17 filles vs Juno : le match

La sortie de 17 Filles, où 17 ados décident de tomber enceintes en même temps, ramène forcément à l'autre film qui parle de la grossesse adolescente, Juno. Comparatif.

17 filles vs Juno : le match

Elles ont 16 ans et une grossesse sur les bras : une anecdote qui inspire le cinéma.

Petit comparatif entre 2 films qui mettent en scène ces adolescentes enceintes, et envoient bouler les idées reçues, loin des reportages neuneus dans ta télé sur les « filles-mères ».

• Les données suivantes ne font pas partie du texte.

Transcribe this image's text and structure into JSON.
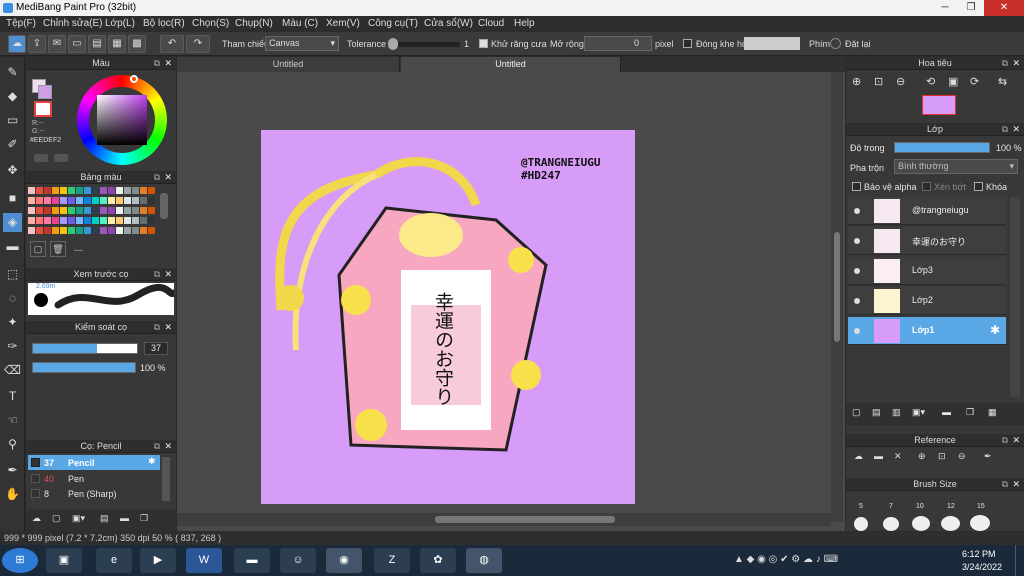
{
  "window": {
    "title": "MediBang Paint Pro (32bit)"
  },
  "menu": [
    "Tệp(F)",
    "Chỉnh sửa(E)",
    "Lớp(L)",
    "Bộ lọc(R)",
    "Chọn(S)",
    "Chụp(N)",
    "Màu (C)",
    "Xem(V)",
    "Công cụ(T)",
    "Cửa sổ(W)",
    "Cloud",
    "Help"
  ],
  "toolbar": {
    "ref_label": "Tham chiếu",
    "ref_value": "Canvas",
    "tolerance_label": "Tolerance",
    "tolerance_value": "1",
    "antialias_label": "Khử răng cưa",
    "expand_label": "Mở rộng",
    "expand_value": "0",
    "unit": "pixel",
    "close_gap_label": "Đóng khe hở",
    "key_label": "Phím",
    "reset_label": "Đặt lại"
  },
  "panels": {
    "color": {
      "title": "Màu",
      "r": "R:--",
      "g": "G:--",
      "hex": "#EEDEF2"
    },
    "palette": {
      "title": "Bảng màu",
      "extra": "---"
    },
    "brush_preview": {
      "title": "Xem trước cọ",
      "size": "2.69m"
    },
    "brush_control": {
      "title": "Kiểm soát cọ",
      "size": "37",
      "opacity": "100 %"
    },
    "brush_list": {
      "title": "Cọ: Pencil",
      "items": [
        {
          "size": "37",
          "name": "Pencil"
        },
        {
          "size": "40",
          "name": "Pen"
        },
        {
          "size": "8",
          "name": "Pen (Sharp)"
        }
      ]
    },
    "navigator": {
      "title": "Hoa tiêu"
    },
    "layer": {
      "title": "Lớp",
      "opacity_label": "Độ trong",
      "opacity_value": "100 %",
      "blend_label": "Pha trộn",
      "blend_value": "Bình thường",
      "protect_alpha": "Bảo vệ alpha",
      "clipping": "Xén bớt",
      "lock": "Khóa",
      "layers": [
        {
          "name": "@trangneiugu"
        },
        {
          "name": "幸運のお守り"
        },
        {
          "name": "Lớp3"
        },
        {
          "name": "Lớp2"
        },
        {
          "name": "Lớp1"
        }
      ]
    },
    "reference": {
      "title": "Reference"
    },
    "brush_size": {
      "title": "Brush Size",
      "sizes": [
        "5",
        "7",
        "10",
        "12",
        "15"
      ]
    }
  },
  "tabs": [
    "Untitled",
    "Untitled"
  ],
  "artwork": {
    "signature_line1": "@TRANGNEIUGU",
    "signature_line2": "#HD247",
    "charm_text": "幸運のお守り"
  },
  "status": {
    "text": "999 * 999 pixel  (7.2 * 7.2cm)  350 dpi  50 %  ( 837, 268 )"
  },
  "taskbar": {
    "time": "6:12 PM",
    "date": "3/24/2022"
  },
  "colors": {
    "accent": "#5aa7e6",
    "artboard": "#d79bf8",
    "charm": "#f7a8c0",
    "flower": "#f8e04a"
  }
}
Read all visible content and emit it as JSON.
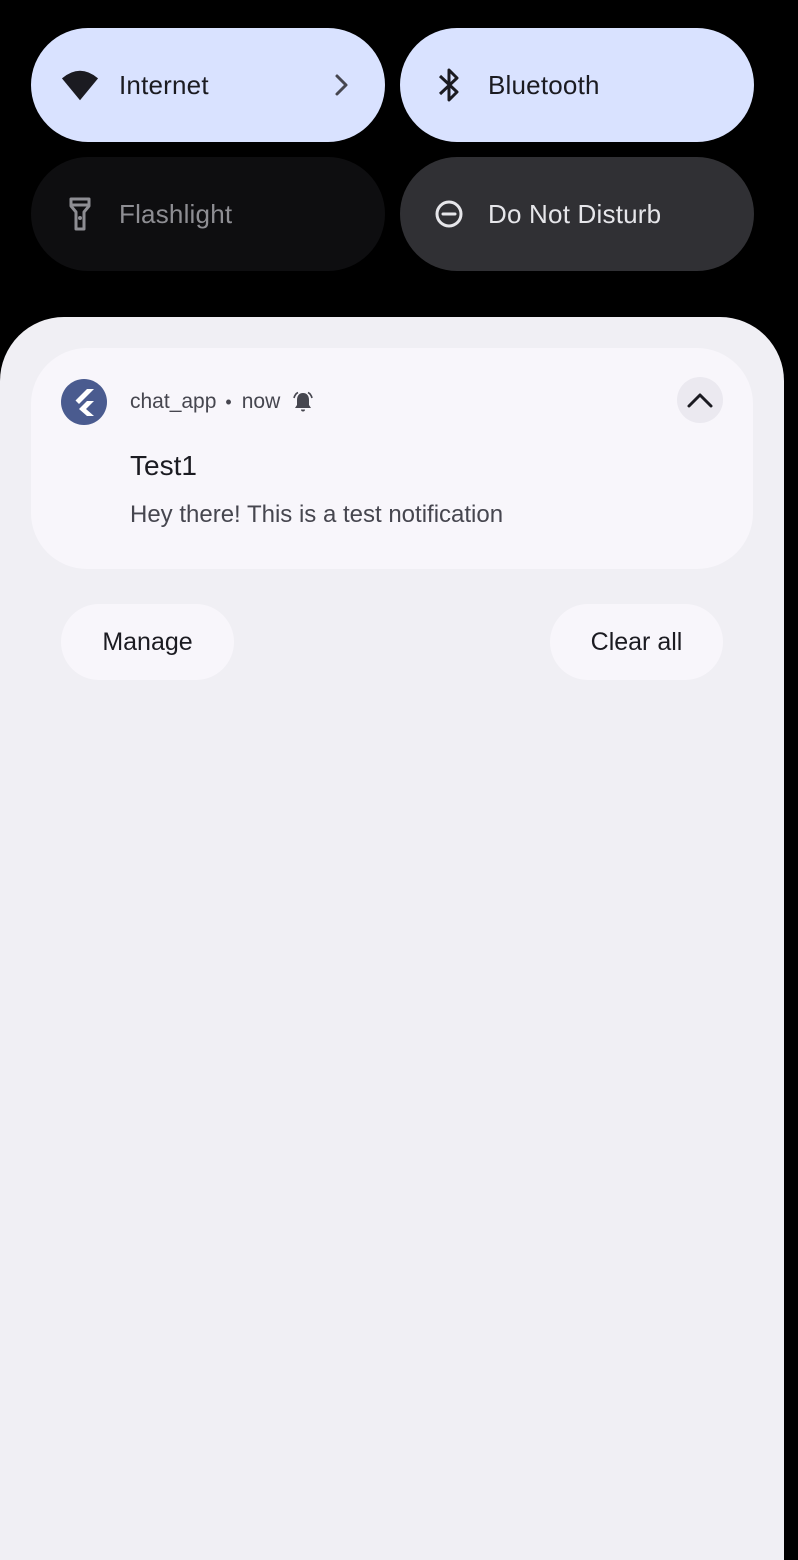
{
  "quick_settings": {
    "tiles": [
      {
        "label": "Internet",
        "icon": "wifi-icon",
        "state": "on",
        "has_chevron": true
      },
      {
        "label": "Bluetooth",
        "icon": "bluetooth-icon",
        "state": "on"
      },
      {
        "label": "Flashlight",
        "icon": "flashlight-icon",
        "state": "unavailable"
      },
      {
        "label": "Do Not Disturb",
        "icon": "do-not-disturb-icon",
        "state": "off"
      }
    ]
  },
  "notification": {
    "app_name": "chat_app",
    "separator": "•",
    "time": "now",
    "app_icon": "flutter-logo-icon",
    "alert_icon": "bell-icon",
    "title": "Test1",
    "body": "Hey there! This is a test notification",
    "expand_icon": "chevron-up-icon"
  },
  "actions": {
    "manage_label": "Manage",
    "clear_all_label": "Clear all"
  },
  "colors": {
    "tile_on": "#d9e2ff",
    "tile_off": "#303034",
    "shade_bg": "#f0eff4",
    "card_bg": "#f8f6fb",
    "app_icon_bg": "#4a5b8f"
  }
}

À ma gauche, Juno, petit film américain de Jason Reitman, sorti en 2008 et Oscar du meilleur scénario. À ma droite, 17 filles, premier long-métrage des françaises Delphine et Muriel Coulin, sorti le 14 décembre 2011.

Le Club des Gros Bides

Crédibilité de l’histoire

17 petites nanas qui décident d’être enceintes en même temps (et y parviennent), ça paraît trop gros pour être vrai. Mais pas plus gros qu’une seule qui cherche le couple idéal à qui refiler son nourrisson comme un bouquet de fleurs. Diablo Cody, la scénariste un peu barrée de Juno affirme que son personnage est semi-autobiographique. L’histoire de 17 filles, bien capillotractée, s’inspire d’un fait divers paru dans Libération en 2008 : un pacte conclu par des adolescentes de Gloucester dans le Massachusetts. Trop puissant t’as vu. Dommage que les deux réalisatrices se servent de cet argument pour donner du poids à 17 filles en le répétant partout, y compris au début du film.

Par la force des choses, le premier point revient à 17 filles.

La grossesse

Dans les deux cas, elle part d’un accident. Après le test du « + rose », les héroïnes décident de garder le bébé — la question de l’avortement est à peine effleurée dans Juno et carrément absente de 17 filles. Juno l’assume comme une différence, et pense d’abord au bonheur du nouveau-né. Pour Camille, qui incite ses 16 copines à l’imiter, la grossesse est le symbole de sa propre émancipation. Les filles croient contrôler leur corps et leur vie future. L’idée est un peu naïve, voire saugrenue. On se demande ce qu’en penseraient les mouvements féministes qui ont longtemps réclamé la contraception comme moyen de libération.

Seule ou en groupe, la grossesse reste source d’angoisse. C’est pourtant dans 17 filles qu’on la ressent le mieux : les corps sont filmés de si près qu’on croit les toucher.  Cette proximité a quelque chose de franchement dérangeant, parce qu’elle renforce le décalage entre les silhouettes d’ados et ces ventres de… femmes (en tout cas, dans l’inconscient collectif).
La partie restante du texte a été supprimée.